While it is true that protesters have the right to protest, police services have been unequal when it comes to respecting these rights. On June 3, a group called the Organizing Committee Against Islamophobia (OCAI) planned to hold a rally against Islamophobia at Nathan Phillips Square. When they got there, Toronto Police officers told them they were not permitted to use the space as they did not have a permit for their sound system. They pointed to the fact that another concurrent rally taking place and that city bylaws prohibited two events with sound systems to take place at once. Organizers from OCAI though point to the fact that a month earlier, neo-Nazi supporters found themselves in a similar situation and yet were not disturbed by the police.

One thing is clear; the police will not protect us from the rising threat of white supremacists. Last month, VICE reported on the presence of a new armed anti-Islamic "patriot group" known as the Three Percent in Alberta. When asked to comment about the group, the Royal Mounted Canadian Police, initially denied knowledge of their existence, and then pressed later, issued a brief statement acknowledging the group, but not going much farther than that. It seems unlikely that a group of brown men running around with guns would receive the same response from Canadian law enforcement.

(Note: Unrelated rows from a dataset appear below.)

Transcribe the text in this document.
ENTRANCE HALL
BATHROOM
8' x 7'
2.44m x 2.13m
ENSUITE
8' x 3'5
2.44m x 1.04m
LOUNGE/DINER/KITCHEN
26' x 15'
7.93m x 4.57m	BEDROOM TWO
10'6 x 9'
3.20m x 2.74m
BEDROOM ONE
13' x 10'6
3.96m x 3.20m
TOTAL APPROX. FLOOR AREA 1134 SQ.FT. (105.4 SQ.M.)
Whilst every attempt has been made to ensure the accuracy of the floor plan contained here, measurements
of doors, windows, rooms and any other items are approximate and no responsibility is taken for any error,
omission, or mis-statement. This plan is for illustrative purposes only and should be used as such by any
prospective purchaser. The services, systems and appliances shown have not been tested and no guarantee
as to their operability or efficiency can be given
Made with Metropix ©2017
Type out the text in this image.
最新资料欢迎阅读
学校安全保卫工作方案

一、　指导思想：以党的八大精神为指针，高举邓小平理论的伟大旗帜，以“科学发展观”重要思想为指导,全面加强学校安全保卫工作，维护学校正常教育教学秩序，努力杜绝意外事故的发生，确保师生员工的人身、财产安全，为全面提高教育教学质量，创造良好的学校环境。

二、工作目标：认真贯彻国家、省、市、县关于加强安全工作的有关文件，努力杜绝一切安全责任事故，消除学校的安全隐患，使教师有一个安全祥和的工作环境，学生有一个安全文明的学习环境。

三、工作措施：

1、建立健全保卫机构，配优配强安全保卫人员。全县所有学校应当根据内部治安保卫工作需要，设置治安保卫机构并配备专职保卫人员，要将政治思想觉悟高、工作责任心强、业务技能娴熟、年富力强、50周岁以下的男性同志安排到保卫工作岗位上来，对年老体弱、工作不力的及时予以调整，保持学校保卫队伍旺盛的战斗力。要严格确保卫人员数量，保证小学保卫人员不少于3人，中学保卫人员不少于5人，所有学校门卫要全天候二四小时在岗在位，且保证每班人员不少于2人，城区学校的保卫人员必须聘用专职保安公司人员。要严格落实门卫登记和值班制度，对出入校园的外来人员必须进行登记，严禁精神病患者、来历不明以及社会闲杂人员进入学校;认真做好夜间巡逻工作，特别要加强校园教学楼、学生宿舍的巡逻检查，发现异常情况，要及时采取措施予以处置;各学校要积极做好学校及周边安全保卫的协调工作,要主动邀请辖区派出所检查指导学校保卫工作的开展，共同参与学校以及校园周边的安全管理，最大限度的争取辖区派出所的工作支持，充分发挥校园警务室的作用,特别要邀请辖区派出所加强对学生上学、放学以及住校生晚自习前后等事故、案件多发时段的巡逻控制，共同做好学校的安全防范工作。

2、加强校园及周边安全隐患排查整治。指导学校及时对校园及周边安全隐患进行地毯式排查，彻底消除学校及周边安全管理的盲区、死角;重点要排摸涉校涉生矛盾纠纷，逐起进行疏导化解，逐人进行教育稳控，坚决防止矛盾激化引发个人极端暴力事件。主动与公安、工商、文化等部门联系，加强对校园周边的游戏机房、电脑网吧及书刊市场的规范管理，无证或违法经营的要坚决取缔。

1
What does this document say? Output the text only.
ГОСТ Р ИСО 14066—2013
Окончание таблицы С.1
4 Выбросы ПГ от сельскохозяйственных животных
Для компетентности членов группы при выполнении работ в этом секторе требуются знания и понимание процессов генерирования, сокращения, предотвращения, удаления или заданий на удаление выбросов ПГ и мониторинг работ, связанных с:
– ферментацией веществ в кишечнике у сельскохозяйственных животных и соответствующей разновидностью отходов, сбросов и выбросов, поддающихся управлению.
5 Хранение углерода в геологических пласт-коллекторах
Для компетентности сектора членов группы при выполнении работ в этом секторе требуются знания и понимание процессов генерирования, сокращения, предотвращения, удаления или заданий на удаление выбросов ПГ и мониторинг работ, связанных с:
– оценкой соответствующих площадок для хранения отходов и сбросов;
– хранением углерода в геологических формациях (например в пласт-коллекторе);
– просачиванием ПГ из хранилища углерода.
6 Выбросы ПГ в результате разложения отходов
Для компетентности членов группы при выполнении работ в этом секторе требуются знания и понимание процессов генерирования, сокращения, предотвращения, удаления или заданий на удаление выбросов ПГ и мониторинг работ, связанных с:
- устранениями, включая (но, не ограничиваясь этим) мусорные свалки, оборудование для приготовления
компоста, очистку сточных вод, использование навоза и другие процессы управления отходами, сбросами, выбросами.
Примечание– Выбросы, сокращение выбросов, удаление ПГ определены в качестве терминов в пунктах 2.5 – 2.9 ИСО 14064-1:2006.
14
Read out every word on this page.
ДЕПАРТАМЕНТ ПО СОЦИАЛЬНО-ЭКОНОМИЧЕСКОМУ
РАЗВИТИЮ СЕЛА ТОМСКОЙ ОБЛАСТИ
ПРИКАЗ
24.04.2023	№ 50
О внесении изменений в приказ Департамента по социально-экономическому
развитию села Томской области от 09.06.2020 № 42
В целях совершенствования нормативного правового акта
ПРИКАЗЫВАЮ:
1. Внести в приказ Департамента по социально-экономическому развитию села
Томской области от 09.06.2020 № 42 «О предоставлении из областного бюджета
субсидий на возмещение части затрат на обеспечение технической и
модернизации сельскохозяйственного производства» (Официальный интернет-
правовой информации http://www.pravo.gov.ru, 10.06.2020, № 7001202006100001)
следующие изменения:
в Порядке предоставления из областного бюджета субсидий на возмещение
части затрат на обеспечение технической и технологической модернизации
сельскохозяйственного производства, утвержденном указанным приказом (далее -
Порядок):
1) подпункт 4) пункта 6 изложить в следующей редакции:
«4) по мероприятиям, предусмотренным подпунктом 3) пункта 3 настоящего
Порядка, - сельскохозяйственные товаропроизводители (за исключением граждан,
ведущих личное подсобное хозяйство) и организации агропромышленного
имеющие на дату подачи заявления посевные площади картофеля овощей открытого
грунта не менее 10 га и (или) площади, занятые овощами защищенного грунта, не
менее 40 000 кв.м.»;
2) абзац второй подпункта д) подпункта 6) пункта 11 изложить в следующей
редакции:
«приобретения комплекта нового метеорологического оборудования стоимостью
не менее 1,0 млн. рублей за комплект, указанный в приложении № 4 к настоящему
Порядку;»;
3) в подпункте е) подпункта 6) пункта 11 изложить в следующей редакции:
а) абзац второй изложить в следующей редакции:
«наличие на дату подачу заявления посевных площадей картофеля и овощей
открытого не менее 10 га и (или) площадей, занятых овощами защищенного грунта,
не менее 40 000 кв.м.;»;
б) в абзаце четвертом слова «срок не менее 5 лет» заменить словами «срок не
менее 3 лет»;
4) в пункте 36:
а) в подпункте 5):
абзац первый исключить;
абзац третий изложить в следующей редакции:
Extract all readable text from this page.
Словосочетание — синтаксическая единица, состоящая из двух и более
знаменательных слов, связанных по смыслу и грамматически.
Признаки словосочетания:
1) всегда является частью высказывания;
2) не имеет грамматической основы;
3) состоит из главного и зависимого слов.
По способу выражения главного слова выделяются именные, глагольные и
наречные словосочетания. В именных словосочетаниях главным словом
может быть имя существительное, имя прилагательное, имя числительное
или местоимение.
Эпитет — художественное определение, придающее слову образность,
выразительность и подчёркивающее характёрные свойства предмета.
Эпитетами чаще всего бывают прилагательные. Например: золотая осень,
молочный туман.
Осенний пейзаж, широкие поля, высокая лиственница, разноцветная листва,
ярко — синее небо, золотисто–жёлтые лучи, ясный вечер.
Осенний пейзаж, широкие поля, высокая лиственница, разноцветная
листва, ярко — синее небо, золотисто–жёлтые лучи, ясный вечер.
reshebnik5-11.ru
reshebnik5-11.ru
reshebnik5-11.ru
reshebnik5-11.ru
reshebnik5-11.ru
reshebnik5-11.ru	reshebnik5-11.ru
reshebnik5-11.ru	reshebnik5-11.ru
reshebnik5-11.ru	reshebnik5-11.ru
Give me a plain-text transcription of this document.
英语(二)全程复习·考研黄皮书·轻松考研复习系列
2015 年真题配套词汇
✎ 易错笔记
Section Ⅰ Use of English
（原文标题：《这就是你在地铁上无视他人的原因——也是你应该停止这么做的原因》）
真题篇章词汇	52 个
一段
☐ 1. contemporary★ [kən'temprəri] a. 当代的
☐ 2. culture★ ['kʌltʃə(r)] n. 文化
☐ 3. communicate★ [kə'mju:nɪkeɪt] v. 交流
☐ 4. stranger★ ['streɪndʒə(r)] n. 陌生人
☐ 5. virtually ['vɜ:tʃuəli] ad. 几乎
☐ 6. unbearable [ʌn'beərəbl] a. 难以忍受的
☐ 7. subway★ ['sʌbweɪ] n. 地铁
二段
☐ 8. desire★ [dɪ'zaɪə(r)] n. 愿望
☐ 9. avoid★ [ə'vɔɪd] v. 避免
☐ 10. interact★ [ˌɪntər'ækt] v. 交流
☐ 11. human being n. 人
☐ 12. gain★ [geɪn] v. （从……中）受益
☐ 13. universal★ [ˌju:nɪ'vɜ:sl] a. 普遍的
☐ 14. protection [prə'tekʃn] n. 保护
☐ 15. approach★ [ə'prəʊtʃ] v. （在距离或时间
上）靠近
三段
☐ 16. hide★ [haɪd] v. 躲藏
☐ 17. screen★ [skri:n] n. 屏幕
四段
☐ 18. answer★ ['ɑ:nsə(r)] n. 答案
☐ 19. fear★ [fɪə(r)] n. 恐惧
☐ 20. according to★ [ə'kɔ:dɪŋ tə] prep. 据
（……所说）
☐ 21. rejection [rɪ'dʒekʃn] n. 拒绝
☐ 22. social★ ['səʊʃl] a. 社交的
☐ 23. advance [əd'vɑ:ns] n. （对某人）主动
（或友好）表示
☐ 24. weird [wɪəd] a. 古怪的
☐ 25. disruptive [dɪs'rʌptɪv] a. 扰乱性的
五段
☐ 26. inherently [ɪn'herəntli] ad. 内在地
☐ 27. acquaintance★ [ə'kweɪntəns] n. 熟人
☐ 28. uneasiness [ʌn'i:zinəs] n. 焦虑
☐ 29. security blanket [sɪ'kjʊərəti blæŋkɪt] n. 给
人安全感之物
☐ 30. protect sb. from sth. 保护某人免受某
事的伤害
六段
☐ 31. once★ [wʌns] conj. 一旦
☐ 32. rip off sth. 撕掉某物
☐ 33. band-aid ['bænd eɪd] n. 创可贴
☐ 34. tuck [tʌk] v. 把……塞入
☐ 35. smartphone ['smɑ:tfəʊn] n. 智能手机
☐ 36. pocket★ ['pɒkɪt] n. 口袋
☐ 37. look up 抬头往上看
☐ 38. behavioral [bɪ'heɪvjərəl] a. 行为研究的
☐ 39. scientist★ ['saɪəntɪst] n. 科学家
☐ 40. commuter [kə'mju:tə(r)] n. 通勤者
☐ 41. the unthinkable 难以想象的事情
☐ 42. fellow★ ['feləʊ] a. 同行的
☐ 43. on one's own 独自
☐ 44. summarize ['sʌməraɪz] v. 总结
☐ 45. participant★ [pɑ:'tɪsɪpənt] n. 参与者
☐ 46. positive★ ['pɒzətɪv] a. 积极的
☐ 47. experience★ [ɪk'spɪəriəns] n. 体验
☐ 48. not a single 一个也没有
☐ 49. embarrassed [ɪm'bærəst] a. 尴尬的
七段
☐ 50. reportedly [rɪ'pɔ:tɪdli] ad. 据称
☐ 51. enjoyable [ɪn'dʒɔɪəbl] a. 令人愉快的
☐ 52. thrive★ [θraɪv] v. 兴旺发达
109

Law enforcement agencies in Canada are no different than their counterparts south of the border. This week, statistics came out that showed Edmonton Police were ten times more likely to stop Indigenous women than any other group of people, when it came to conducting "street checks" also known as "carding." This practice of carding has long been contentious in Ontario, because of its disproportionate targeting of black people. While the practice has been scaled back, police continue to have access to old data—a fact that led journalist Desmond Cole to stage a protest at a police services board meeting back in April.

Rather than just relying on the police, communities and individuals are starting to take small steps to protect themselves. Women who wear the hijab are taking self-defense classes, people are walking with buddies and checking in with friends more often, and communities are keeping a watchful eye on their local places of worship and other potential targets for hate crimes. Most notably, Nazis are being met on the streets by anti-fascist or Antifa protesters all over Canada. Antifa protesters serve as bodyguards for counter-protesters who are there to drown out messages of hate. They also serve as a deterrent, making it difficult for neo-Nazis to harass people of colour or march to picket the nearest mosque.

Incarceration and fines—things used to target people of colour—cannot eliminate the ideology from which hate crimes stem and more policing won't make us safer.

The concept of self-defense is however one that is fraught for people of colour, especially for black and Indigenous people. When you bear the brunt of both state violence and hate crimes, it can be incredibly difficult to defend yourself. This might be why despite video after video coming out showing yet another racist rant in a public space, the people of colour in the videos are for the most part, composed and calm. In a world where a black person is shot after phoning 911 for help—defending yourself may be a risky strategy. If the cops are called, who will they consider the bigger threat?

Hate crimes cannot be divorced from the system they take place in. Since Donald Trump won the presidential election late last year, there has been an uptick in hate crimes both in Canada and the United States. When white supremacists like Steve Bannon hold positions of power, their influence trickles down to the streets. Incarceration and fines—things used to target people of colour—cannot eliminate the ideology from which hate crimes stem and more policing won't make us safer. For people of colour to be truly safe, the system of white supremacy that feeds the actions of individuals needs to be smashed.

Until that happens though, all we, people of colour and allies alike, can really do is look out for another.